When I’m driving I can see everything just fine. And I can spot things on the horizon on the sea — there’s nothing wrong with my eyesight.
“Dad,” she says. “You’re short-sighted.”
Me? Short-sighted? When I live in Spain for part of the year, I always make sure I have sun cream on when I go out, the freezer’s mostly full of food and, despite a lot of covidiots panic-buying toilet paper and the like, I’m well stocked up there. I haven’t run out of petrol since 1996.
“It’s your eyes. You’re getting older,” she says. “Everyone’s eyes change when they get older.”
Excuse me, madam, I protest. Honestly, children today — she is 31 you know and thinks she’s an adult — there’s nothing wrong with my eyes. It’s not me. It’s the packagers and printers.
“They’re making packets smaller,” I protest. It’s that they can keep the price up but put less in them.

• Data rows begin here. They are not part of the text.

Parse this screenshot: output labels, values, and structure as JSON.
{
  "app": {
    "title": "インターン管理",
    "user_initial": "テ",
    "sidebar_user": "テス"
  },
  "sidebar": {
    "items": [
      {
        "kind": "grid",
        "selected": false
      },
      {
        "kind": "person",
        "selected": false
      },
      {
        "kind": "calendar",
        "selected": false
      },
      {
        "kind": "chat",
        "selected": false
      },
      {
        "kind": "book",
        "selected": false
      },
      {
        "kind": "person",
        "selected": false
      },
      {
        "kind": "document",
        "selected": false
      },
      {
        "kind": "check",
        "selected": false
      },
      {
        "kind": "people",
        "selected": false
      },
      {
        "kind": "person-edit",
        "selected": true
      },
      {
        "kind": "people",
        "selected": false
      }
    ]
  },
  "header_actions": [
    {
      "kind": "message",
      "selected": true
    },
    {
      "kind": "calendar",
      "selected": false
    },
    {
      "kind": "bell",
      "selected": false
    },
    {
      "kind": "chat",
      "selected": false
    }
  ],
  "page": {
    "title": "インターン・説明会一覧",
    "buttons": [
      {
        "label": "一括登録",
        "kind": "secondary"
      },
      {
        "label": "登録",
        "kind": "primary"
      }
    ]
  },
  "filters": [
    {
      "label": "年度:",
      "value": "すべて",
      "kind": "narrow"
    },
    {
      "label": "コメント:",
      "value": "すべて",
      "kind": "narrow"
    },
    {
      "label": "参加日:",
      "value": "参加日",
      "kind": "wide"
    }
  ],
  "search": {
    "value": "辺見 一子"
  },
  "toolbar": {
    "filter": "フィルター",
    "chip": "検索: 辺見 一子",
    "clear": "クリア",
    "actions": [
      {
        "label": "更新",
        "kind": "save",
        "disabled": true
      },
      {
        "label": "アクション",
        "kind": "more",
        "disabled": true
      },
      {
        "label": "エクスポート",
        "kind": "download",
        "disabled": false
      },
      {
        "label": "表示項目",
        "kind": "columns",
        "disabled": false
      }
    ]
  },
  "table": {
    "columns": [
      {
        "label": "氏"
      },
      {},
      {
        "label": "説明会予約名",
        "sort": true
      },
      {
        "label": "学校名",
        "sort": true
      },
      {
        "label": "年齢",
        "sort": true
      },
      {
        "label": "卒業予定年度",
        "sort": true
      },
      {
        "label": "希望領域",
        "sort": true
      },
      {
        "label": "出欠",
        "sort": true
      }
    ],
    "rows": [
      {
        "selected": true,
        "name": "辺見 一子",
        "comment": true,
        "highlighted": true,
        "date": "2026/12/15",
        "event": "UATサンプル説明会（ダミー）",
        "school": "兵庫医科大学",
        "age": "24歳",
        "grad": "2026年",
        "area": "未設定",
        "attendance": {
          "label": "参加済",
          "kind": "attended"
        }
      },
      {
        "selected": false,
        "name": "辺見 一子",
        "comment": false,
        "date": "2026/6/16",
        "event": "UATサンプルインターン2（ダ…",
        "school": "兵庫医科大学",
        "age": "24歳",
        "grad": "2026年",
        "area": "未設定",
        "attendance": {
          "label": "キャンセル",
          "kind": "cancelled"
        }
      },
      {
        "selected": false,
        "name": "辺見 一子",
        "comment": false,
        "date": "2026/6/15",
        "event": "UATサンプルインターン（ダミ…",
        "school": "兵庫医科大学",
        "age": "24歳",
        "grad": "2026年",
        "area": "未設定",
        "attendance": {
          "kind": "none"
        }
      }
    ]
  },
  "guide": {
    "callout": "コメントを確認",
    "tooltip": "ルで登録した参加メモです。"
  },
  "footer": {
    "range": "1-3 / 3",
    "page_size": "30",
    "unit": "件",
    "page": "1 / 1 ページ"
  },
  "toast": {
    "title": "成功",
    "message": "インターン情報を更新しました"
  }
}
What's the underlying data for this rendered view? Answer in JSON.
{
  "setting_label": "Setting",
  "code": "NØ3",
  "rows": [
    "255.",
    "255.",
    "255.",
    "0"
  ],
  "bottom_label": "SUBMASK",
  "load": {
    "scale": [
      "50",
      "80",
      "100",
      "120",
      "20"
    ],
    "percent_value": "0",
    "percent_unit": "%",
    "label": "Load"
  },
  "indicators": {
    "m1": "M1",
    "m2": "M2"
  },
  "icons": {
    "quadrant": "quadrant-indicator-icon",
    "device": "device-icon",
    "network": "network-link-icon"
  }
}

No, the daughter says, the writing is the same size. No, I protest, the print is smaller so they can save money on ink.
Right now, many eye stores are closed. I can’t get tested. Besides, when I do, I know the test result is rigged. Those sneaky opticians — that eye chart with all of the random letters that gets smaller row by row — those sneaky opticians never let you move it backwards and forwards just like you’d do at home.
I’m telling you, once you step foot in an eye store and once they start testing you under their conditions, you always end up with a pair of glasses. It’s a slippery slope.